Monday afternoon, Mike joined me to tackle my current bug. The problem: On one database, the program was strangely crashing while trying to get text for an entity. With a bit debugging, we discovered that it didn't happen if we didn't ask for extraction annotations, and it didn't happen if we were able to use cached entities from the database instead of re-extracting.
After a lot of staring at the crash site and pondering, I added a flush to the output generation, so that we could look at the annotations from earlier documents. We discovered that every single entity annotation was wrong--sometimes they were just blank, sometimes they were showing nasty sequences of unprintable high-ASCII characters. This was a clue that darker things were afoot.
And sure enough, we found those darker things. The locations that were being used to extract the text were supposed to be relative to the source file. Actually, they were equal to 'offset in an internal buffer containing a distorted copy of the document's text' plus 'offset of that document in the source'. And then the locations were being used by another buffer that contained a copy of part of the text in the previously-mentioned buffer--but not the part of the text that this location came from.
It was at that point that I started imitating seppuku with the rubber fish.
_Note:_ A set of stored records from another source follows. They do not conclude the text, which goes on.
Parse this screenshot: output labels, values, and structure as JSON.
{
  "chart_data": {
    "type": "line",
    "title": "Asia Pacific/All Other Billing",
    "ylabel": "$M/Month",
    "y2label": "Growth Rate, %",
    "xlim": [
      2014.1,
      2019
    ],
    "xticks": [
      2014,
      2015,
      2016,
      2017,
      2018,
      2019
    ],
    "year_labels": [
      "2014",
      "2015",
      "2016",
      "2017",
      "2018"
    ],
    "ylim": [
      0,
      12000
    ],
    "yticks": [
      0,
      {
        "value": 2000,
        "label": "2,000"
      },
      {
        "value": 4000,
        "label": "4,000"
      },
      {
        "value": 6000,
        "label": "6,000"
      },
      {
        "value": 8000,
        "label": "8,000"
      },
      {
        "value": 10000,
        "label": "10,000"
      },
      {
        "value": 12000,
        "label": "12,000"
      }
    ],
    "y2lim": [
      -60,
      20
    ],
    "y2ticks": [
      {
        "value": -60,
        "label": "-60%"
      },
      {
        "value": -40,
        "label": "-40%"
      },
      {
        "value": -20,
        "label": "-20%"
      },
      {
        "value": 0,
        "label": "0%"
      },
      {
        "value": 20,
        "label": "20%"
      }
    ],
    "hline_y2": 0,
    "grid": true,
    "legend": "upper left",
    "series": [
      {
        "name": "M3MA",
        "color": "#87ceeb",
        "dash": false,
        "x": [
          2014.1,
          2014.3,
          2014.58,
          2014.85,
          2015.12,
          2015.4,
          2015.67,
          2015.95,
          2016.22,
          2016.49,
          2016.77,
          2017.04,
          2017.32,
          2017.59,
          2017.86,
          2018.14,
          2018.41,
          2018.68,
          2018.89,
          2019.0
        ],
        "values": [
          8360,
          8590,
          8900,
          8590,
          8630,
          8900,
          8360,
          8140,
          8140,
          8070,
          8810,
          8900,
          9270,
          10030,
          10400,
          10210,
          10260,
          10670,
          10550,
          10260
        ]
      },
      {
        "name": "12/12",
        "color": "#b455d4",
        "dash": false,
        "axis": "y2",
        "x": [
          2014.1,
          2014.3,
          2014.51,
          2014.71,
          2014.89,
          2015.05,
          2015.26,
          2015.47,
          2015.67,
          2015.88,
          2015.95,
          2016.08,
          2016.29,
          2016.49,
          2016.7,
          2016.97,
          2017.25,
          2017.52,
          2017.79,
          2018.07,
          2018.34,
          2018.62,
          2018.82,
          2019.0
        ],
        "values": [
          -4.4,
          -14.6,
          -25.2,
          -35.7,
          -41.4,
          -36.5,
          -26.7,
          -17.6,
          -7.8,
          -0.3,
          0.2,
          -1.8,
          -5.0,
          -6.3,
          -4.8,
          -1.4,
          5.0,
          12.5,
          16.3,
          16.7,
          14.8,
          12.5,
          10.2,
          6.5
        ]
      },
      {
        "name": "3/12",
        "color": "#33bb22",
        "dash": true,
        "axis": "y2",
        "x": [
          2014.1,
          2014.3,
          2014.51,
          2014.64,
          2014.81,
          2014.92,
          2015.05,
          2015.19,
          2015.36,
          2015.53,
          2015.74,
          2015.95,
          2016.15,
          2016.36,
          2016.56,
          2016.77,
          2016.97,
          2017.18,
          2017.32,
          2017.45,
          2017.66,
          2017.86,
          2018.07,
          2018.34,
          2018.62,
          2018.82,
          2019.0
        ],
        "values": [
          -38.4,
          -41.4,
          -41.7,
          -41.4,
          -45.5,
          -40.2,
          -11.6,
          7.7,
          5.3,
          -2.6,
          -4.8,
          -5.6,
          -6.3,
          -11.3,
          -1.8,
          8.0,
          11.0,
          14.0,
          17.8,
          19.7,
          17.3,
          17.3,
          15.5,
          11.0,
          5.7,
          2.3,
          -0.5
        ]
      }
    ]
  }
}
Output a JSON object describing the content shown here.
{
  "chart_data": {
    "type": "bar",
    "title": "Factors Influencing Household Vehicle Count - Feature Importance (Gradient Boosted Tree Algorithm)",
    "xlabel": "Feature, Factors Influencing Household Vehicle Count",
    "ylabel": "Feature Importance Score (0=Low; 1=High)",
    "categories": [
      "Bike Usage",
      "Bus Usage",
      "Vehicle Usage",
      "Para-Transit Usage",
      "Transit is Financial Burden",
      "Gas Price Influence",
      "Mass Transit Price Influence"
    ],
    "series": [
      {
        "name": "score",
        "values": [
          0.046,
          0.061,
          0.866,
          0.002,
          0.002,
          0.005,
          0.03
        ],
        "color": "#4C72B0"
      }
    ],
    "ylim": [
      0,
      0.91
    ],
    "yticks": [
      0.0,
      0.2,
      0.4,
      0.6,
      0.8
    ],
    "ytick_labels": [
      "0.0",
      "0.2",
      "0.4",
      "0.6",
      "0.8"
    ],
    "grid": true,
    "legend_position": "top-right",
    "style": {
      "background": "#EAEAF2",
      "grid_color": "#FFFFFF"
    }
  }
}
Fixing this was complicated by the fact that there were three different classes that had this different information. But we finally managed to fix this bug. Part of this fix involved delicately munging the whole-document buffer to insert garbage corresponding to the document markup in the source, so that that buffer would have its text parts at the locations that corresponded to the source locations. Sigh... this is a house-of-cards solution at best.
One conclusion of software testing is that future bugs discovered in a piece of code tend to be proportional to the number of bugs found in that code in the past. So after the number of defects in a given piece of code becomes sufficiently high, it's time to rewrite that piece of code instead of continuing to patch it. We have definitely hit that defect level with locations and with the way the extraction subsystem deals with locations. Mike has fought with these location issues already before. But we probably won't have time to rewrite it any time soon.
As a postscript: on Tuesday, we pursued a similar bug. We discovered (with much less difficulty, thank Bog) that another code path was double-correcting for the document offset. So we had to restructure things yet again...